“Avoid having coconut shells”!

After the political tensions between Russia and Ukraine, many space exploration projects between Russia and its partners failed. First, warnings regarding Russia’s “withdrawal” from the 500-ton International Space Station (ISS), to the cancellation of Russia’s unilateral cooperation with the US and the West.

Recently, the European Space Agency (ESA) said that it is highly unlikely that Europe’s first planetary rover will launch in 2022 as scheduled, amid tensions between Russia and Ukraine, and sanctions imposed on this country as a result.


ExoMars Rover, resulting from a partnership between ESA and the Russian Federal Space Agency Roscosmos, is ready to depart for Mars in September 2022 but the ESA says this is unlikely. The agency added that a final decision will be made after analyzing all options.

“We are fully implementing the sanctions imposed by our Member State (ESA) against Russia,” the ESA said in a statement. “We assess the consequences for each ongoing program in collaboration with the Russian Federal Space Agency Roscosmos and align our decisions with those of Member States in coordination. In cooperation with industry and international partners (especially with NASA on the International Space Station (ISS)) .))”.

The ExoMars Rover Europe rover is part of the 2022 mission of the ExoMars program. The ExoMars rover is also planned to send a Russian lander (ExoMars Kazachok) to Mars in 2022, the ESA website reports.

The ExoMars Rover was originally scheduled to launch in July 2020 but was delayed due to the Covid-19 pandemic. Now, it has been delayed again due to problems between Russia and Ukraine.

Another Russia-ESA project risks collapsing by 2022: Avoid melon shells and coconut shells!  - Photo 1.

The launch of the ExoMars rover, a partnership between ESA and Russian space agency Roscosmos, may be delayed. Photo: Airbus

According to ESA data, the ExoMars Rover is the first to combine surface mobility and the study of Mars at greater depths. The ultimate goal is to land the rover on a site with high potential in search of well-preserved organic material, particularly that from the historic dawn of the Red Planet.

The ExoMars rover itself (named Rosalind Franklin) performed the main tasks of surface movement, subsurface drilling, and automated sample collection, processing, and delivery to instruments.

It will collect samples of Mars with a drill to a depth of 2 meters and analyze them with next-generation instruments in the on-board laboratory.

Another Russia-ESA project risks collapsing by 2022: Avoid melon shells and coconut shells!  - Photo 2.

ExoMars Rover prototype. Credit: Thales Alenia Space Italy

ESA also canceled a live Q&A session with Matthias Maurer, ESA’s German astronaut currently aboard the International Space Station. Apart from Matthias Maurer, there are currently 4 NASA astronauts and 2 Russian cosmonauts living and working on the ISS, CNN said.

NASA said on Monday, March 7, 2022 that there is no indication that Russia is withdrawing support from the International Space Station due to US sanctions, although that possibility has been raised by the Director General of Roscosmos.- Mr Dmitry Rogozin warned last week.

“We have not received any indication from a working point of view that our Russian partners are not committed to continuing operations on the ISS. The NASA (US) and Roscosmos (Russia) astronaut teams on the ISS are still working, training and talking together.” CNBC (USA) citing Ms. Kathy Lueders, Deputy Administrator of NASA’s Exploration Mission and Human Operations Directorate, speaks at a press conference on February 28, 2022.
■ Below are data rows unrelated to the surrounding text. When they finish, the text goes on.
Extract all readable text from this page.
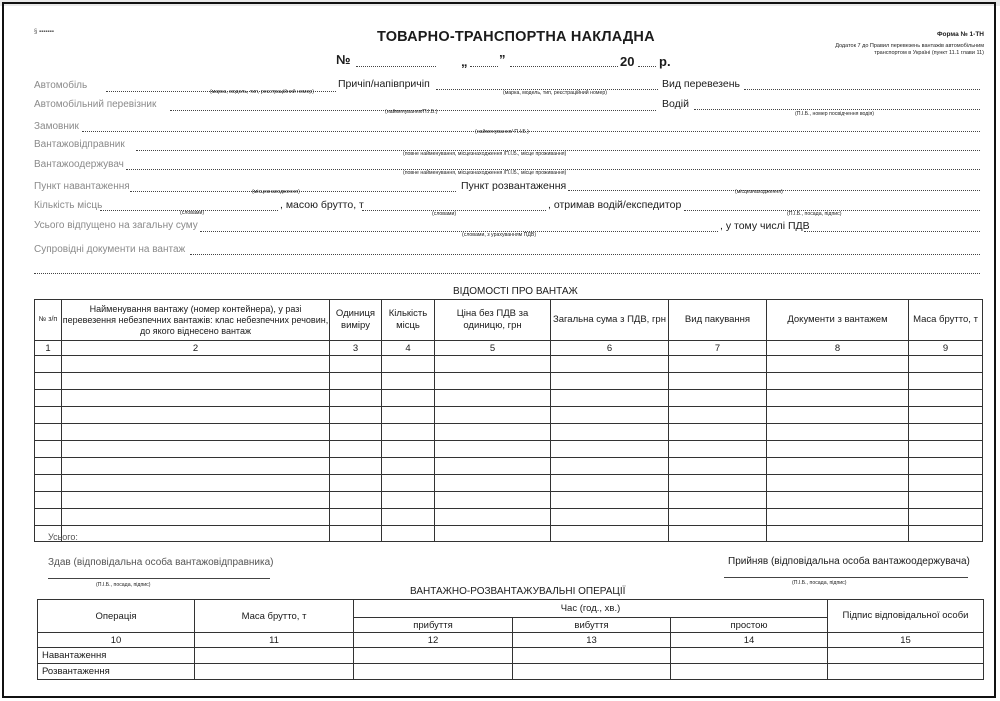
§ ▪▪▪▪▪▪▪	ТОВАРНО-ТРАНСПОРТНА НАКЛАДНА	Форма № 1-ТН
Додаток 7 до Правил перевезень вантажів автомобільним транспортом в Україні (пункт 11.1 глави 11)
№	„ ”	20 р.
Автомобіль
(марка, модель, тип, реєстраційний номер)
Причіп/напівпричіп
(марка, модель, тип, реєстраційний номер)
Вид перевезень
Автомобільний перевізник
(найменування/П.І.Б.)
Водій
(П.І.Б., номер посвідчення водія)
Замовник	(найменування/ П.І.Б.)
Вантажовідправник
(повне найменування, місцезнаходження /П.І.Б., місце проживання)
Вантажоодержувач
(повне найменування, місцезнаходження /П.І.Б., місце проживання)
Пункт навантаження	(місцезнаходження)	Пункт розвантаження	(місцезнаходження)
Кількість місць
(словами)
, масою брутто, т
(словами)
, отримав водій/експедитор
(П.І.Б., посада, підпис)
Усього відпущено на загальну суму
(словами, з урахуванням ПДВ)
, у тому числі ПДВ
Супровідні документи на вантаж
ВІДОМОСТІ ПРО ВАНТАЖ
№ з/п	Найменування вантажу (номер контейнера), у разі перевезення небезпечних вантажів: клас небезпечних речовин, до якого віднесено вантаж	Одиниця виміру	Кількість місць	Ціна без ПДВ за одиницю, грн	Загальна сума з ПДВ, грн	Вид пакування	Документи з вантажем	Маса брутто, т
1	2	3	4	5	6	7	8	9

Усього:
Здав (відповідальна особа вантажовідправника)
(П.І.Б., посада, підпис)
Прийняв (відповідальна особа вантажоодержувача)
(П.І.Б., посада, підпис)
ВАНТАЖНО-РОЗВАНТАЖУВАЛЬНІ ОПЕРАЦІЇ
Операція	Маса брутто, т	Час (год., хв.)			Підпис відповідальної особи
		прибуття	вибуття	простою	
10	11	12	13	14	15
Навантаження					
Розвантаження					
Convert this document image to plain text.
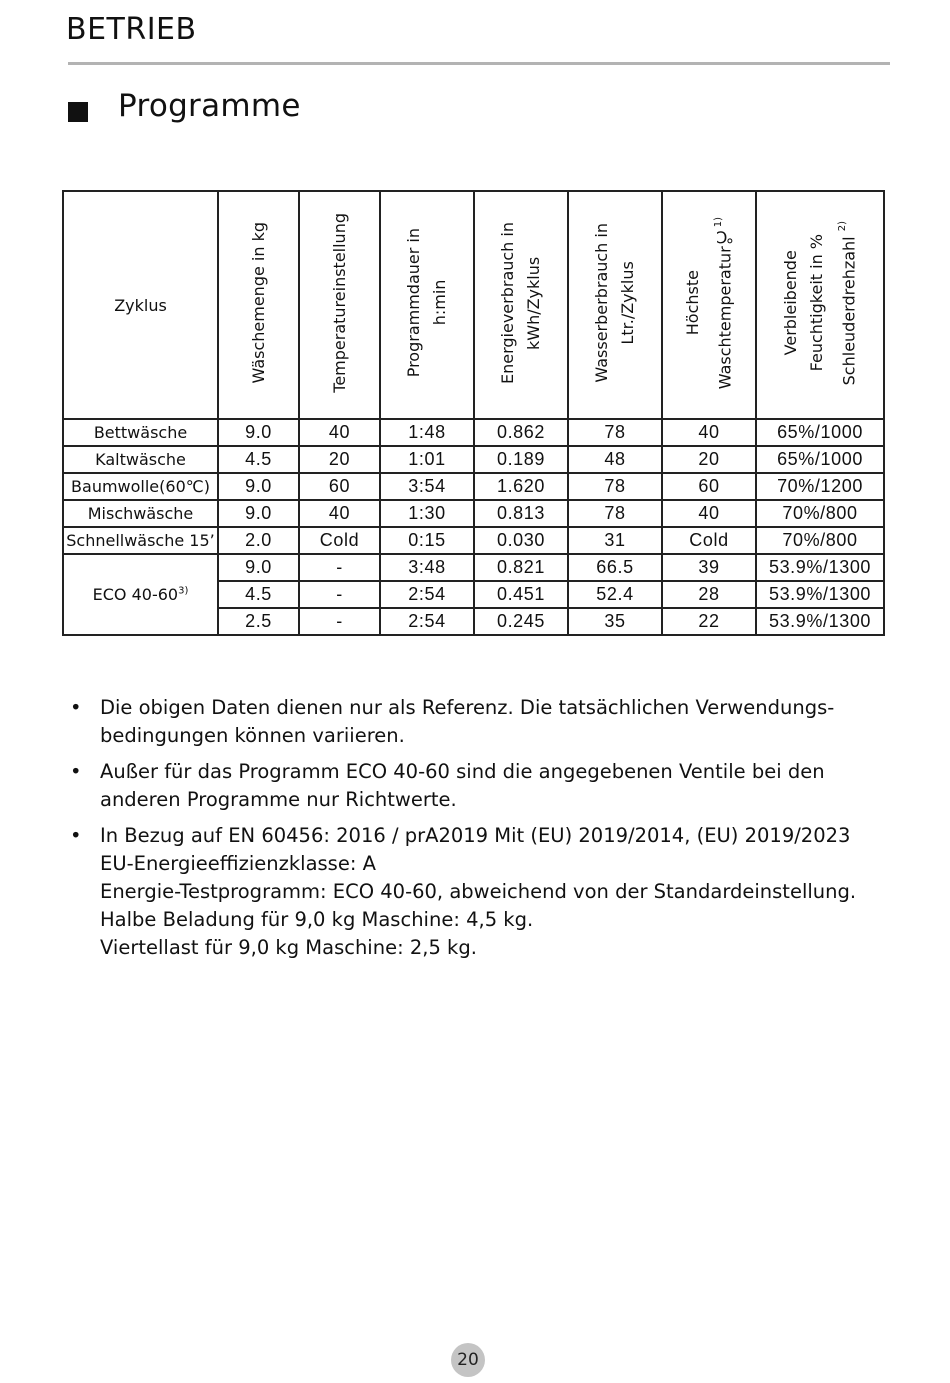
BETRIEB
Programme
Zyklus	Wäschemenge in kg	Temperatureinstellung	Programmdauer in h:min	Energieverbrauch in kWh/Zyklus	Wasserberbrauch in Ltr./Zyklus	Höchste Waschtemperatur℃$^{1)}$	Verbleibende Feuchtigkeit in % Schleuderdrehzahl $^{2)}$

Bettwäsche	9.0	40	1:48	0.862	78	40	65%/1000
Kaltwäsche	4.5	20	1:01	0.189	48	20	65%/1000
Baumwolle(60℃)	9.0	60	3:54	1.620	78	60	70%/1200
Mischwäsche	9.0	40	1:30	0.813	78	40	70%/800
Schnellwäsche 15’	2.0	Cold	0:15	0.030	31	Cold	70%/800
ECO 40-60$^{3)}$	9.0	-	3:48	0.821	66.5	39	53.9%/1300
	4.5	-	2:54	0.451	52.4	28	53.9%/1300
	2.5	-	2:54	0.245	35	22	53.9%/1300
• Die obigen Daten dienen nur als Referenz. Die tatsächlichen Verwendungs-
bedingungen können variieren.
• Außer für das Programm ECO 40-60 sind die angegebenen Ventile bei den
anderen Programme nur Richtwerte.
• In Bezug auf EN 60456: 2016 / prA2019 Mit (EU) 2019/2014, (EU) 2019/2023
EU-Energieeffizienzklasse: A
Energie-Testprogramm: ECO 40-60, abweichend von der Standardeinstellung.
Halbe Beladung für 9,0 kg Maschine: 4,5 kg.
Viertellast für 9,0 kg Maschine: 2,5 kg.
20
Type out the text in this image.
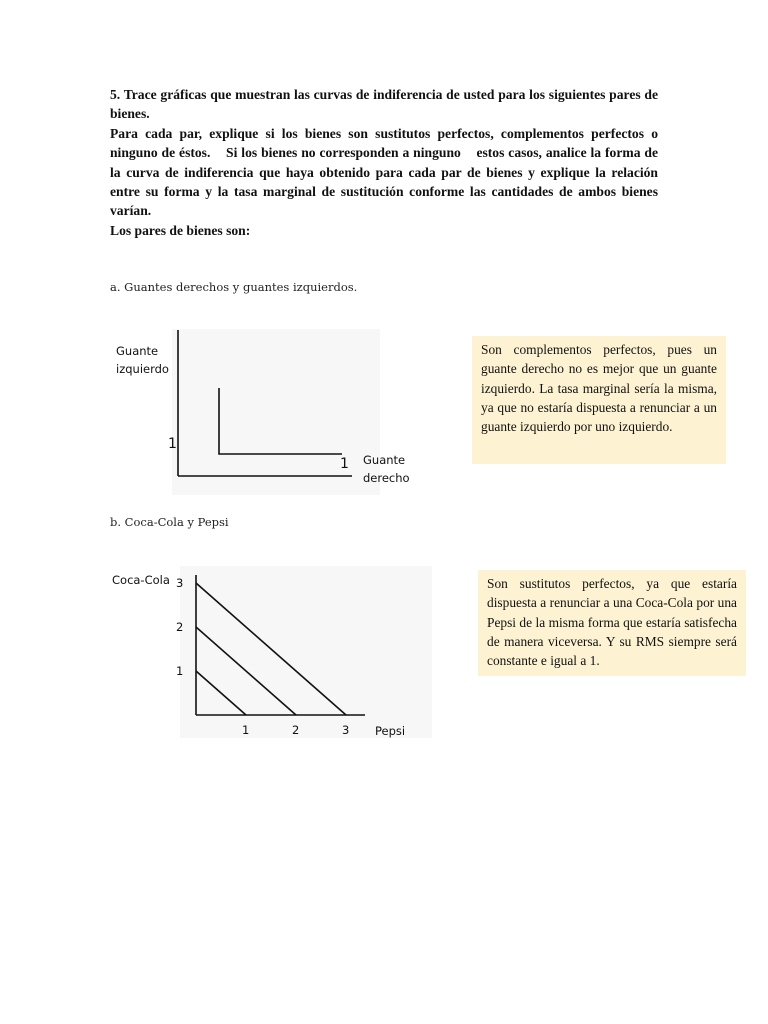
5. Trace gráficas que muestran las curvas de indiferencia de usted para los siguientes pares de bienes.

Para cada par, explique si los bienes son sustitutos perfectos, complementos perfectos o ninguno de éstos.    Si los bienes no corresponden a ninguno    estos casos, analice la forma de la curva de indiferencia que haya obtenido para cada par de bienes y explique la relación entre su forma y la tasa marginal de sustitución conforme las cantidades de ambos bienes varían.

Los pares de bienes son:

a. Guantes derechos y guantes izquierdos.

Guante
izquierdo
Guante
derecho
1
1
Son complementos perfectos, pues un guante derecho no es mejor que un guante izquierdo. La tasa marginal sería la misma, ya que no estaría dispuesta a renunciar a un guante izquierdo por uno izquierdo.

b. Coca-Cola y Pepsi

Coca-Cola
Pepsi
1
2
3
1	2	3
Son sustitutos perfectos, ya que estaría dispuesta a renunciar a una Coca-Cola por una Pepsi de la misma forma que estaría satisfecha de manera viceversa. Y su RMS siempre será constante e igual a 1.
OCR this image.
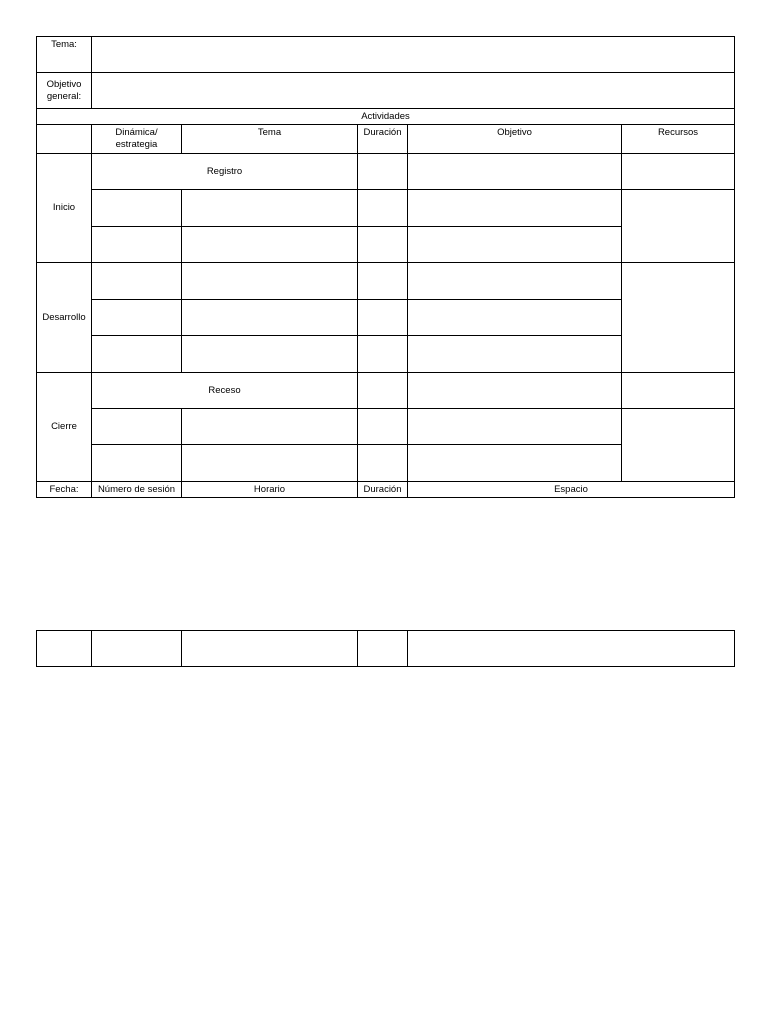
Tema:					
Objetivo general:					
Actividades					
	Dinámica/ estrategia	Tema	Duración	Objetivo	Recursos
Inicio	Registro				

Desarrollo					

Cierre	Receso				

Fecha:	Número de sesión	Horario	Duración	Espacio	
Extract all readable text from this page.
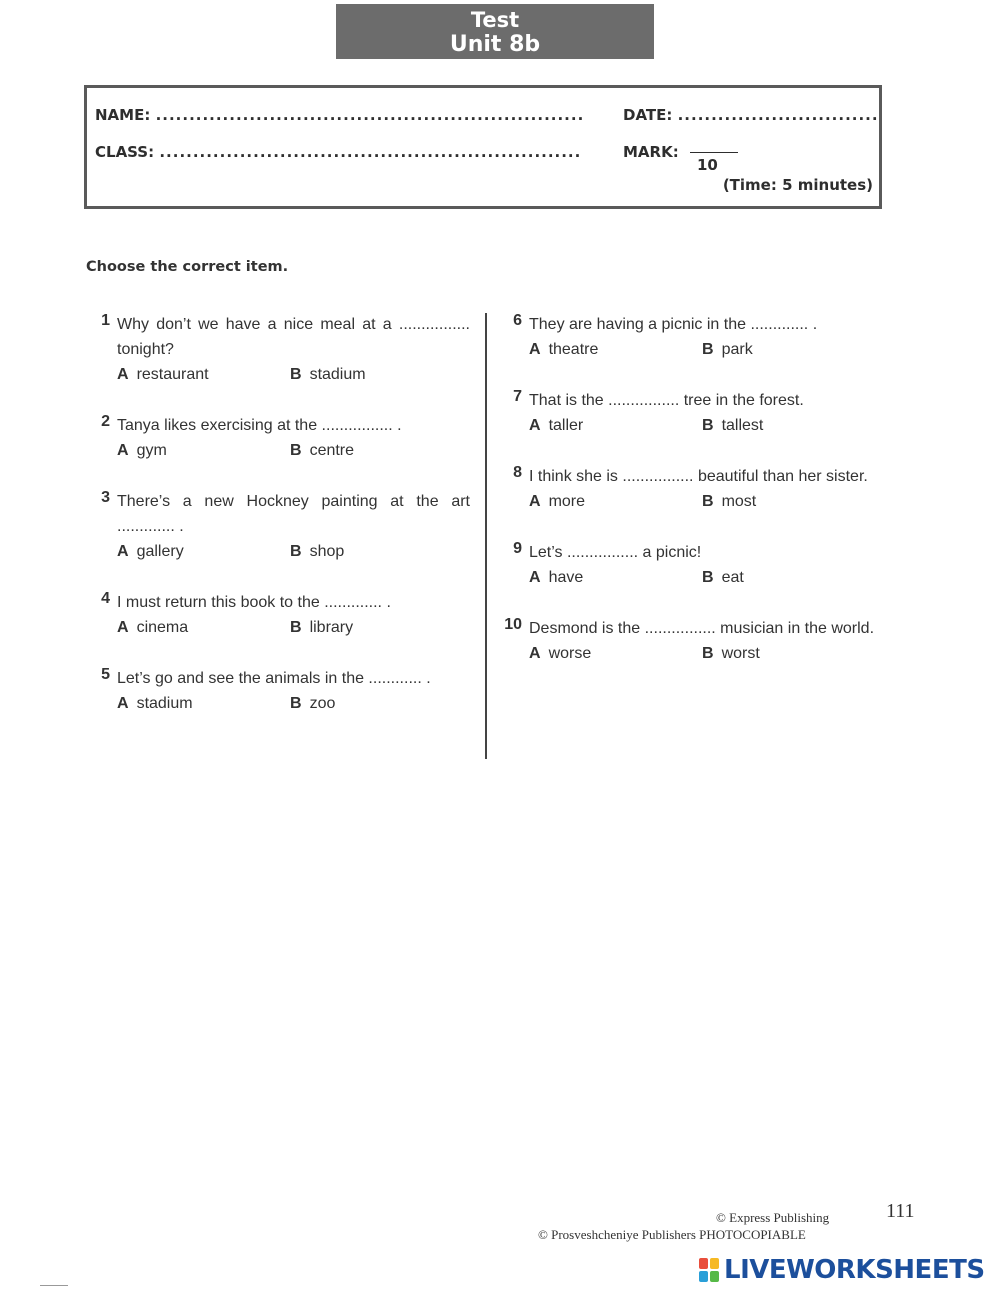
Test
Unit 8b
NAME: ................................................................
CLASS: ...............................................................
DATE: ..............................
MARK:
10
(Time: 5 minutes)
Choose the correct item.
1 Why don’t we have a nice meal at a ................ tonight?
A restaurant	B stadium
2 Tanya likes exercising at the ................ .
A gym	B centre
3 There’s a new Hockney painting at the art ............. .
A gallery	B shop
4 I must return this book to the ............. .
A cinema	B library
5 Let’s go and see the animals in the ............ .
A stadium	B zoo
6 They are having a picnic in the ............. .
A theatre	B park
7 That is the ................ tree in the forest.
A taller	B tallest
8 I think she is ................ beautiful than her sister.
A more	B most
9 Let’s ................ a picnic!
A have	B eat
10 Desmond is the ................ musician in the world.
A worse	B worst
© Express Publishing
© Prosveshcheniye Publishers PHOTOCOPIABLE
111
LIVEWORKSHEETS
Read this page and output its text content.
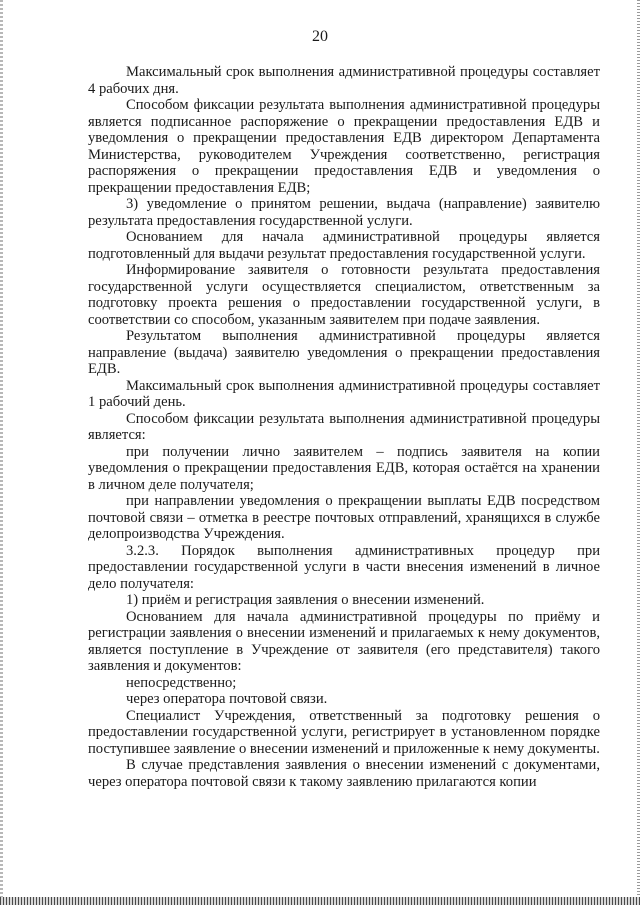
20

Максимальный срок выполнения административной процедуры составляет 4 рабочих дня.

Способом фиксации результата выполнения административной процедуры является подписанное распоряжение о прекращении предоставления ЕДВ и уведомления о прекращении предоставления ЕДВ директором Департамента Министерства, руководителем Учреждения соответственно, регистрация распоряжения о прекращении предоставления ЕДВ и уведомления о прекращении предоставления ЕДВ;

3) уведомление о принятом решении, выдача (направление) заявителю результата предоставления государственной услуги.

Основанием для начала административной процедуры является подготовленный для выдачи результат предоставления государственной услуги.

Информирование заявителя о готовности результата предоставления государственной услуги осуществляется специалистом, ответственным за подготовку проекта решения о предоставлении государственной услуги, в соответствии со способом, указанным заявителем при подаче заявления.

Результатом выполнения административной процедуры является направление (выдача) заявителю уведомления о прекращении предоставления ЕДВ.

Максимальный срок выполнения административной процедуры составляет 1 рабочий день.

Способом фиксации результата выполнения административной процедуры является:

при получении лично заявителем – подпись заявителя на копии уведомления о прекращении предоставления ЕДВ, которая остаётся на хранении в личном деле получателя;

при направлении уведомления о прекращении выплаты ЕДВ посредством почтовой связи – отметка в реестре почтовых отправлений, хранящихся в службе делопроизводства Учреждения.

3.2.3. Порядок выполнения административных процедур при предоставлении государственной услуги в части внесения изменений в личное дело получателя:

1) приём и регистрация заявления о внесении изменений.

Основанием для начала административной процедуры по приёму и регистрации заявления о внесении изменений и прилагаемых к нему документов, является поступление в Учреждение от заявителя (его представителя) такого заявления и документов:

непосредственно;

через оператора почтовой связи.

Специалист Учреждения, ответственный за подготовку решения о предоставлении государственной услуги, регистрирует в установленном порядке поступившее заявление о внесении изменений и приложенные к нему документы.

В случае представления заявления о внесении изменений с документами, через оператора почтовой связи к такому заявлению прилагаются копии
Responding to a question about NASA’s backup plan for the ISS space station in case Russia “backs out”, Kathy Lueders said that aerospace and defense companies Northrup Grumman (USA) and SpaceX are ready to support NASA.

However, Kathy Lueders also had to admit: “I stress that all these plans are just a backup measure. It would be very difficult for us to operate the ISS ourselves.”


Roscosmos Director General Dmitry Rogozin previously said that US sanctions against Russia had the potential to “destroy our cooperation” on the International Space Station (ISS).

The ISS is a collaboration between the US and Russia, as founding partners, along with Canada, the European Space Agency (ESA) and Japan.

Another Russia-ESA project risks collapsing by 2022: Avoid melon shells and coconut shells!  - Photo 3.

International Space Station (ISS).

The ISS is divided into two main parts: the Russian orbital segment and the American orbital segment, and they depend on each other to survive in operation.

The US and Russia keep their research laboratories constantly stocked with astronauts and cosmonauts, with each country’s roles interdependent – from life support systems to propulsion engines. The ISS operates in orbit.

Scott Pace, director of the Space Policy Institute at George Washington University in the US, said: “They (Russia) cannot function without us, we (US) cannot function without them, so we cannot function without them. a much-needed international partnership.”

Former NASA astronaut Garrett Reisman said CNN The Russian orbital segment cannot function without power from the US side, and the US side cannot function without the Russian side propulsion system.